CoinSchedule reported that 235 ICO’s were launched in 2017. In total, they raised over US$3.7 billion. One of the biggest reasons for startups to use ICO’s is to circumvent the exhaustive and complicated process of raising funds via traditional financial institutions. They are hoping to attract investors for their projects; and investors are hoping whatever the project is, it will be successful when finalized, and the value of the tokens they buy will yield significant profit when sold or traded.
There are certainly success stories here:
- Ethereum, with its smart contracts platform, raised US$18 million quite quickly after its launch in 2015, and the price of its token has gone from US$.40 to US$14.

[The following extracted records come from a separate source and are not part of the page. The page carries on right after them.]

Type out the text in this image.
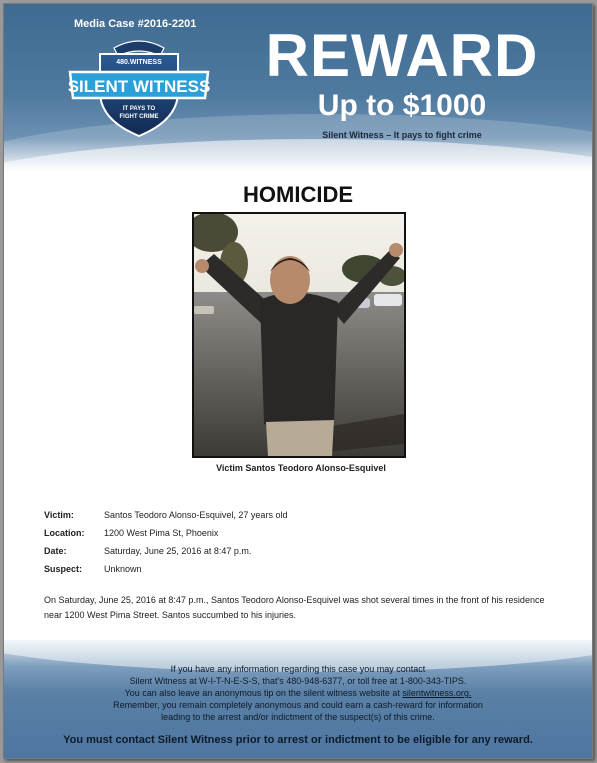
Media Case #2016-2201
480.WITNESS
SILENT WITNESS
IT PAYS TO
FIGHT CRIME
REWARD
Up to $1000
Silent Witness – It pays to fight crime
HOMICIDE
Victim Santos Teodoro Alonso-Esquivel
Victim:	Santos Teodoro Alonso-Esquivel, 27 years old
Location:	1200 West Pima St, Phoenix
Date:	Saturday, June 25, 2016 at 8:47 p.m.
Suspect:	Unknown
On Saturday, June 25, 2016 at 8:47 p.m., Santos Teodoro Alonso-Esquivel was shot several times in the front of his residence near 1200 West Pima Street. Santos succumbed to his injuries.
If you have any information regarding this case you may contact
Silent Witness at W-I-T-N-E-S-S, that's 480-948-6377, or toll free at 1-800-343-TIPS.
You can also leave an anonymous tip on the silent witness website at silentwitness.org.
Remember, you remain completely anonymous and could earn a cash-reward for information
leading to the arrest and/or indictment of the suspect(s) of this crime.
You must contact Silent Witness prior to arrest or indictment to be eligible for any reward.
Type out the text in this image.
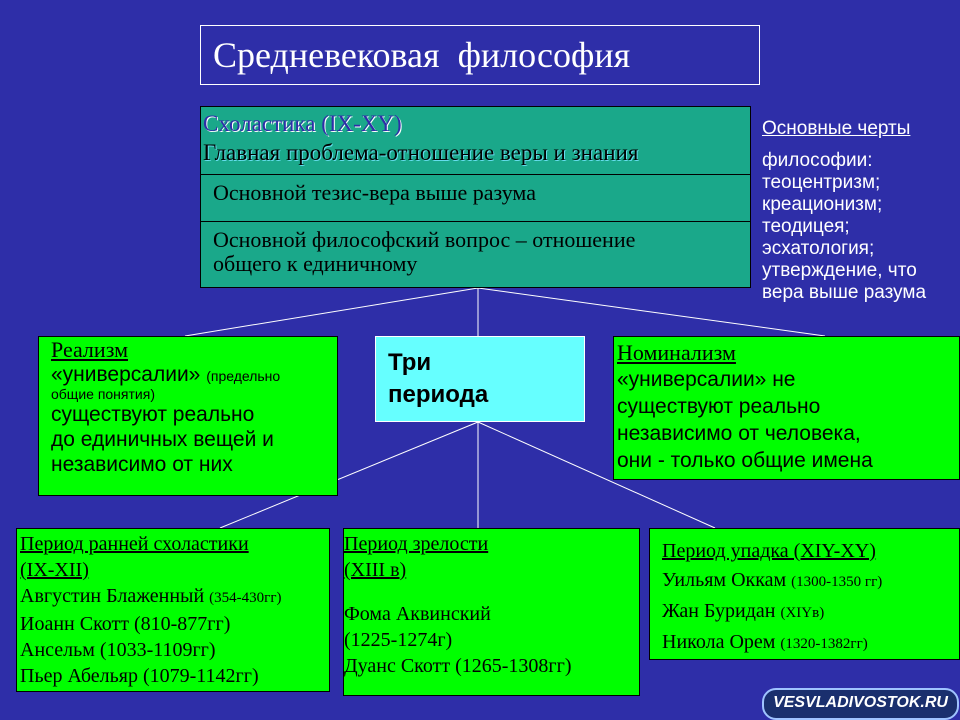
Средневековая  философия
Схоластика (IX-XY)
Главная проблема-отношение веры и знания
Основной тезис-вера выше разума
Основной философский вопрос – отношение
общего к единичному
Основные черты
философии:
теоцентризм;
креационизм;
теодицея;
эсхатология;
утверждение, что
вера выше разума
Реализм
«универсалии» (предельно
общие понятия)
существуют реально
до единичных вещей и
независимо от них
Три
периода
Номинализм
«универсалии» не
существуют реально
независимо от человека,
они - только общие имена
Период ранней схоластики
(IX-XII)
Августин Блаженный (354-430гг)
Иоанн Скотт (810-877гг)
Ансельм (1033-1109гг)
Пьер Абельяр (1079-1142гг)
Период зрелости
(XIII в)
Фома Аквинский
(1225-1274г)
Дуанс Скотт (1265-1308гг)
Период упадка (XIY-XY)
Уильям Оккам (1300-1350 гг)
Жан Буридан (XIYв)
Никола Орем (1320-1382гг)
VESVLADIVOSTOK.RU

- Filecoin raised US$257 million in 2017. It is a clearing house for data storage solutions.
But a lot of ICO’s also fail. The and estimates range from 75% to 90%. There are no hard figures, because those that do make their funding goals go away quietly without any reporting of funding figures. In fact, according to Bitcoin Market Journal analysis, an evaluation of 600 ICO’s showed that only 394 reached their end date funding goal. And of those, only about 35% reported their funding figures. When funding is not reported, it is likely that the ICO ultimately failed.
So why do they have such a high failure rate?
There have been innumerable instances of ICO scams, and these sour investors unless they have dug deep into the research, and the startup can demonstrate a strong team, such as Ethereum did.
Another risk is scalability, if the chain technology on which they are building can’t handle it. This can result in smart contract glitches and security breaches. But beyond these obvious risks, there are other major reasons for ICO failures that do not relate to these risks.
1. Competition Within a Small Target Market
Users and investors in cryptocurrencies still represent a tiny percentage of the entire investment market. And a business plan divides the target investors even further depending upon the project, meaning that your crowdsale campaign may only appeal to a very small target audience. In the end, such projects fail to meet their target funding. Often this reason is closely related to the next one.
2. Founders Tend to Be Too Ambitious
According to OGS Capital, a team of professional ICO consultants, a lot of founders also don’t fully work through their business model, so that it appear attractive to a larger pool of crypto-investors. They fail to prop up the value of the ICO for long. So the hype wears thin, as do investors.
Then there are things that impatient founders do that can hurt its reputation during the ICO process. For example, offering discounts to investors who have the money to buy large blocks of tokens will cause smaller investors to walk away; there is also the potential for some ICO funds to be hacked. These types of things make investors suspicious and reluctant to invest.
3. Failure to Justify The Longer-Term Value
There has to be enough demand to buy a crypto, for those tokens to increase in value over time. If token inflation is unsustainable, demand obviously crashes, and the crypto becomes worthless. There will simply be not buyers and a lot of seller holding valueless tokens. Projects cannot grow unless the crypto behind them does well too.
China recently banned ICO’s, stating that they were a full threat to the nation’s economic stability. While this may only be temporary, if and when that market returns, it is likely to be heavily regulated. In the U.S., the SEC recently named DAO a security, and ICO’s could face the same applicable rules. Other countries may follow. This prospect discourages investors, in an already tiny investment group.
The other issue is in converting crypto into fiat currencies. Any investor with tokens worth more than $50,000 will face scrutiny by any bank in the U.S. and most banks elsewhere. Many, in fact, will not accept large deposits of fiat currency that have come from cryptos.
One of more of these risks has surely resulted in the large failure rate of ICO’s. Startup funds would do well to take each of them into account far before launch.